I've got Crabgrass among some other weeds growing in my yard. THe previous owner quit watering in June and i got a brown mess. now the St. Aug is coming back and is starting in about 1/2 the yard. It will fill in, but I need some help keeping crabgrass from growing. If I put a preemergant down will it keep the St. Aug from growing? Also will it keep the crab grass in check so all I need to do is pull what I've got.


----------



## JohnnyWalkerRed (May 3, 2007)

Ive got the same issue but only on one side of my yard. If you solve your crab grass issue let me know what worked. I bought some crab grass killer but failed to realize it kills St. Aug. Glad I read it before use.


----------



## SV_DuckBuster (Sep 18, 2007)

I think your best bet is to pull all the crab grass by hand. I know it might be a lot of work, but it really is the only sure fire way to get rid of it all.
Put down a winterizer this month to help the St Aug establish a stronger root system over the colder months and you will see it come back sooner, stronger and greener in the spring. This will also help it fill in the rest of your yard faster when the warmer temps are back in full swing. just my .02


----------



## Charlie2 (Aug 21, 2004)

*Crab Grass*



SV_DuckBuster said:


> I think your best bet is to pull all the crab grass by hand. I know it might be a lot of work, but it really is the only sure fire way to get rid of it all.
> Put down a winterizer this month to help the St Aug establish a stronger root system over the colder months and you will see it come back sooner, stronger and greener in the spring. This will also help it fill in the rest of your yard faster when the warmer temps are back in full swing. just my .02


X2


----------



## conk (Mar 25, 2007)

Can you post a pic of the "crabgrass"? Either way, I would pull it by hand and then fertilize. To control it next year, apply a product with "Dimension" herbicide in mid March. This is a preemergent and will stop the crabgrass before it comes up. Retreat in early May and you'll be good to go.


----------



## Rusty S (Apr 6, 2006)

Image. rs


----------



## rvj (May 14, 2006)

SV_DuckBuster said:


> I think your best bet is to pull all the crab grass by hand. I know it might be a lot of work, but it really is the only sure fire way to get rid of it all.
> Put down a winterizer this month to help the St Aug establish a stronger root system over the colder months and you will see it come back sooner, stronger and greener in the spring. This will also help it fill in the rest of your yard faster when the warmer temps are back in full swing. just my .02


x2...... Get a hand held claw digger and wait for a good soaking rain fall, then start pulling as much crab gras as you can. You do not have to get it all in one day but. but just work at it over the winter. You yard will look worse before it looks better with al the dinks from pulling.

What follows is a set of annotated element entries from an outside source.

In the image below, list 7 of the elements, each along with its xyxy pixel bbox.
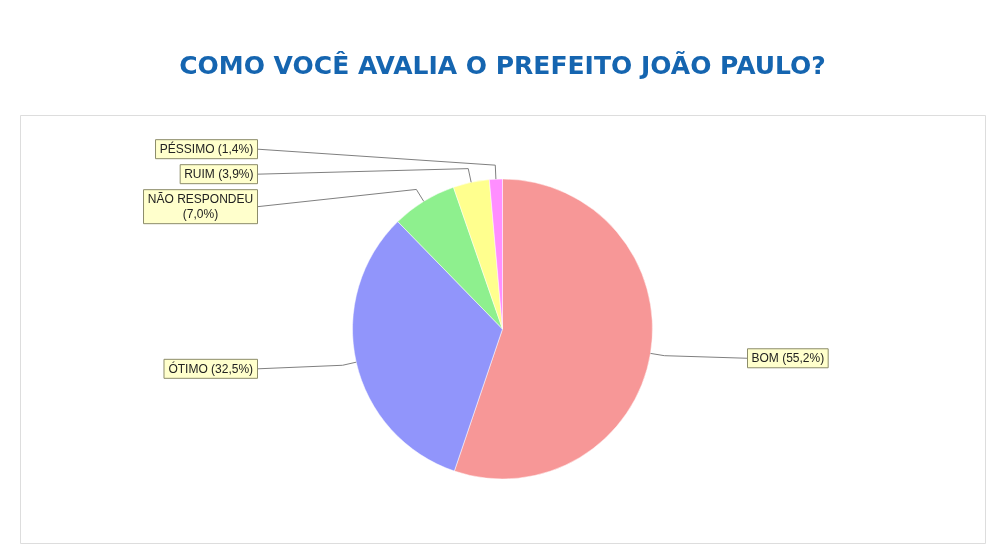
slice-label: RUIM (3,9%) — [184, 167, 254, 182]
slice-label: BOM (55,2%) — [751, 351, 825, 366]
chart-title: COMO VOCÊ AVALIA O PREFEITO JOÃO PAULO? — [179, 51, 826, 80]
data-label: (7,0%) — [182, 207, 219, 222]
slice-label: NÃO RESPONDEU — [147, 192, 254, 207]
slice-label: PÉSSIMO (1,4%) — [159, 141, 254, 157]
slice-label: ÓTIMO (32,5%) — [168, 360, 254, 376]
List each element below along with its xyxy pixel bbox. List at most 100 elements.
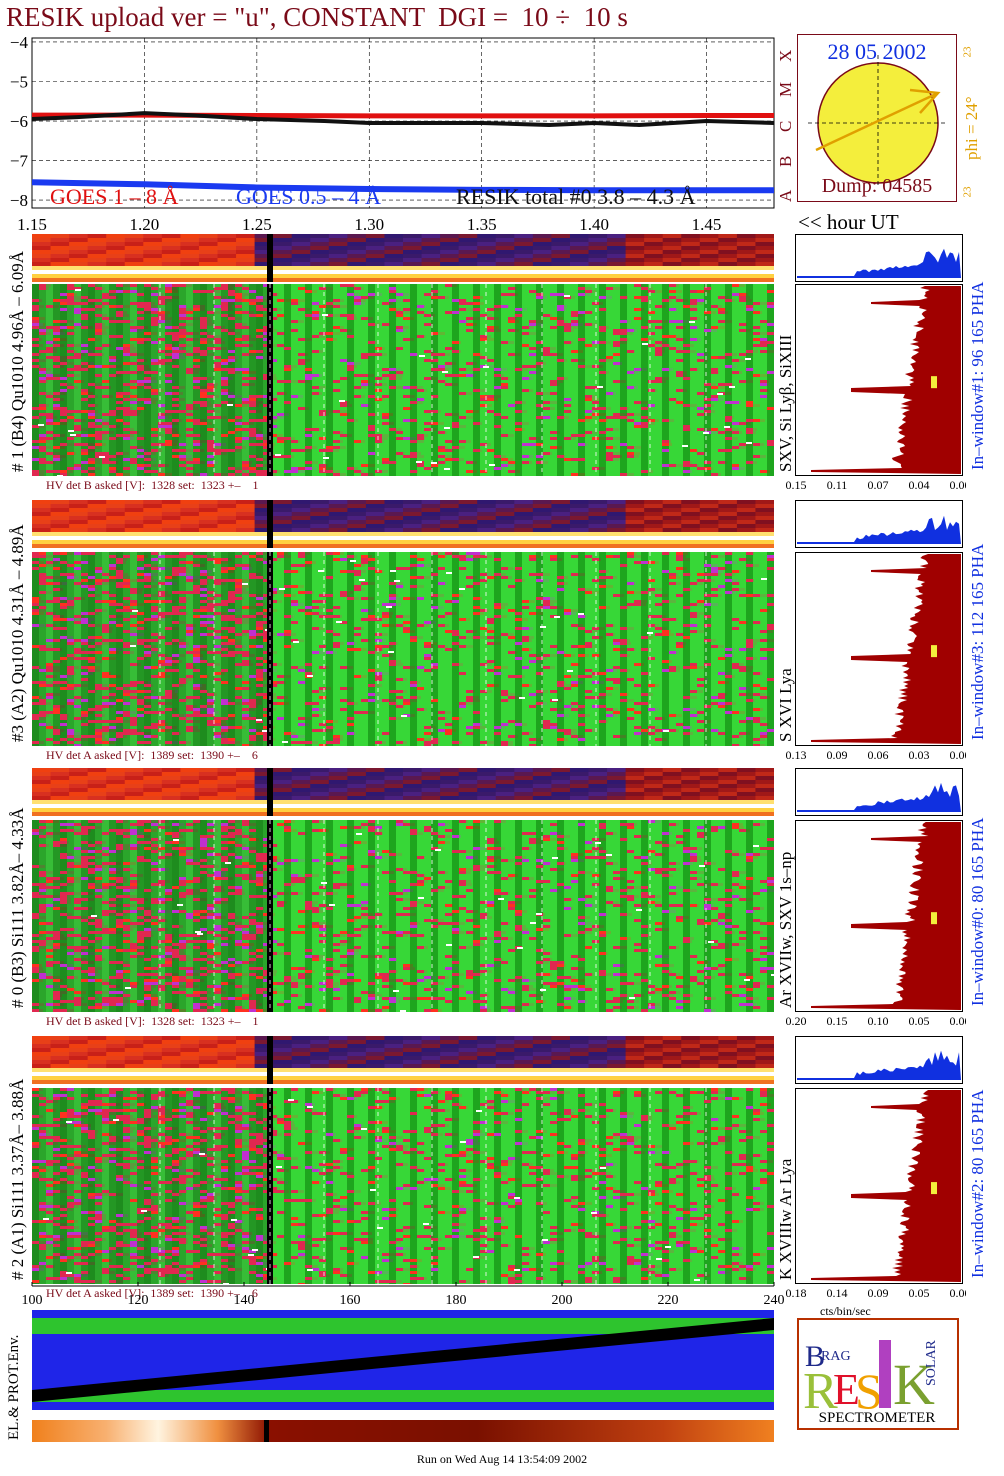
histogram-tick: 0.07: [868, 478, 889, 492]
histogram-tick: 0.05: [909, 1286, 930, 1300]
hv-status: HV det B asked [V]: 1328 set: 1323 +– 1: [46, 1014, 259, 1028]
env-label: EL.& PROT.Env.: [6, 1334, 22, 1440]
class-letter: X: [776, 50, 795, 62]
histogram-axis: 0.18 0.14 0.09 0.05 0.00: [786, 1286, 967, 1300]
total-intensity-strip: [32, 1420, 774, 1442]
bin-tick-label: 100: [22, 1293, 43, 1308]
hv-status: HV det A asked [V]: 1389 set: 1390 +– 6: [46, 1286, 258, 1300]
spectrum-histogram: [795, 284, 963, 476]
series-line-2: [31, 111, 775, 127]
in-window-label: In–window#1: 96 165 PHA: [968, 281, 987, 470]
environment-panel: [32, 1310, 774, 1410]
panel-left-label: # 1 (B4) Qu1010 4.96Å – 6.09Å: [8, 251, 27, 472]
resik-logo: B RAG R E S K SOLAR SPECTROMETER: [797, 1318, 959, 1430]
histogram-tick: 0.15: [786, 478, 807, 492]
lightcurve-strip: [32, 768, 774, 816]
histogram-axis: 0.13 0.09 0.06 0.03 0.00: [786, 748, 967, 762]
x-tick-label: 1.15: [17, 215, 47, 234]
panel-left-label: # 2 (A1) Si111 3.37Å– 3.88Å: [8, 1078, 27, 1280]
sun-position-box: 28 05 2002 Dump: 04585: [797, 34, 957, 202]
histogram-tick: 0.00: [950, 478, 967, 492]
pha-histogram: [795, 234, 963, 282]
bin-axis: 100 120 140 160 180 200 220 240: [22, 1282, 785, 1308]
class-letter: A: [776, 189, 795, 202]
bin-tick-label: 240: [764, 1293, 785, 1308]
histogram-tick: 0.10: [868, 1014, 889, 1028]
legend-resik_total: RESIK total #0 3.8 – 4.3 Å: [456, 184, 696, 209]
bin-tick-label: 220: [658, 1293, 679, 1308]
y-tick-label: −7: [10, 152, 29, 171]
bin-tick-label: 140: [234, 1293, 255, 1308]
pha-histogram: [795, 768, 963, 816]
panel-line-label: SXV, Si Lyβ, SiXIII: [776, 334, 795, 472]
y-tick-label: −5: [10, 72, 28, 91]
hour-ut-label: << hour UT: [798, 210, 899, 234]
phi-angle: phi = 24°: [962, 96, 981, 160]
phi-small-bottom: 23: [961, 186, 974, 198]
y-tick-label: −4: [10, 33, 29, 52]
logo-word: SPECTROMETER: [819, 1410, 936, 1426]
goes-lightcurve-chart: −4 −5 −6 −7 −8 1.15 1.20 1.25 1.30 1.35 1.40 1.45 GO…: [10, 33, 775, 234]
spectrum-histogram: [795, 820, 963, 1012]
series-line-1: [31, 179, 774, 194]
x-tick-label: 1.30: [354, 215, 384, 234]
histogram-tick: 0.20: [786, 1014, 807, 1028]
in-window-label: In–window#2: 80 165 PHA: [968, 1089, 987, 1278]
spectrum-histogram: [795, 552, 963, 746]
x-tick-label: 1.25: [242, 215, 272, 234]
hv-status: HV det A asked [V]: 1389 set: 1390 +– 6: [46, 748, 258, 762]
panel-line-label: K XVIIIw Ar Lya: [776, 1158, 795, 1280]
histogram-tick: 0.11: [827, 478, 848, 492]
run-footer: Run on Wed Aug 14 13:54:09 2002: [416, 1452, 588, 1466]
y-tick-label: −6: [10, 112, 28, 131]
pha-histogram: [795, 1036, 963, 1084]
bin-tick-label: 200: [552, 1293, 573, 1308]
lightcurve-strip: [32, 234, 774, 282]
spectrum-histogram: [795, 1088, 963, 1284]
x-tick-label: 1.35: [467, 215, 497, 234]
panel-left-label: # 0 (B3) Si111 3.82Å– 4.33Å: [8, 807, 27, 1008]
histogram-tick: 0.09: [868, 1286, 889, 1300]
lightcurve-strip: [32, 500, 774, 548]
pha-histogram: [795, 500, 963, 548]
x-tick-label: 1.40: [579, 215, 609, 234]
in-window-label: In–window#0: 80 165 PHA: [968, 817, 987, 1006]
class-letter: C: [776, 121, 795, 132]
histogram-tick: 0.03: [909, 748, 930, 762]
histogram-tick: 0.06: [868, 748, 889, 762]
legend-goes_long: GOES 1 – 8 Å: [50, 184, 178, 209]
dump-number: Dump: 04585: [821, 175, 933, 197]
histogram-tick: 0.00: [950, 1286, 967, 1300]
histogram-tick: 0.00: [950, 1014, 967, 1028]
spectrum-heatmap: [32, 552, 774, 746]
x-tick-label: 1.45: [692, 215, 722, 234]
histogram-axis: 0.20 0.15 0.10 0.05 0.00: [786, 1014, 967, 1028]
histogram-tick: 0.00: [950, 748, 967, 762]
spectrum-heatmap: [32, 820, 774, 1012]
histogram-tick: 0.09: [827, 748, 848, 762]
series-line-0: [32, 112, 774, 119]
panel-line-label: S XVI Lya: [776, 668, 795, 742]
histogram-tick: 0.04: [909, 478, 930, 492]
histogram-unit: cts/bin/sec: [820, 1304, 871, 1318]
hv-status: HV det B asked [V]: 1328 set: 1323 +– 1: [46, 478, 259, 492]
histogram-tick: 0.15: [827, 1014, 848, 1028]
observation-date: 28 05 2002: [827, 39, 927, 64]
y-tick-label: −8: [10, 191, 28, 210]
environment-trend-line: [32, 1318, 774, 1402]
legend-goes_short: GOES 0.5 – 4 Å: [236, 184, 381, 209]
spectrum-heatmap: [32, 284, 774, 476]
histogram-tick: 0.18: [786, 1286, 807, 1300]
orientation-arrow: [815, 91, 939, 152]
class-letter: M: [776, 82, 795, 97]
x-tick-label: 1.20: [130, 215, 160, 234]
page-title: RESIK upload ver = "u", CONSTANT DGI = 1…: [6, 2, 628, 32]
in-window-label: In–window#3: 112 165 PHA: [968, 543, 987, 740]
histogram-tick: 0.05: [909, 1014, 930, 1028]
phi-small-top: 23: [961, 46, 974, 58]
panel-line-label: Ar XVIIw, SXV 1s–np: [776, 851, 795, 1008]
class-letter: B: [776, 156, 795, 167]
panel-left-label: #3 (A2) Qu1010 4.31Å – 4.89Å: [8, 524, 27, 742]
flare-class-axis: A B C M X: [776, 50, 795, 202]
histogram-axis: 0.15 0.11 0.07 0.04 0.00: [786, 478, 967, 492]
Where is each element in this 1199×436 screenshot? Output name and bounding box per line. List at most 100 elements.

Make sure you airate your yard in late winter, put your pre emergent down, and fertilize, the st augustine will do the rest.... good luck,,,,,,


----------



## goldie (Nov 17, 2008)

got yo pull it by hand, works good but depending on how much crab grass you have 
to pull , it might look like a horse has been tearing up your yard, might have to add bank sand or top soil to level it out, just my 2cents


----------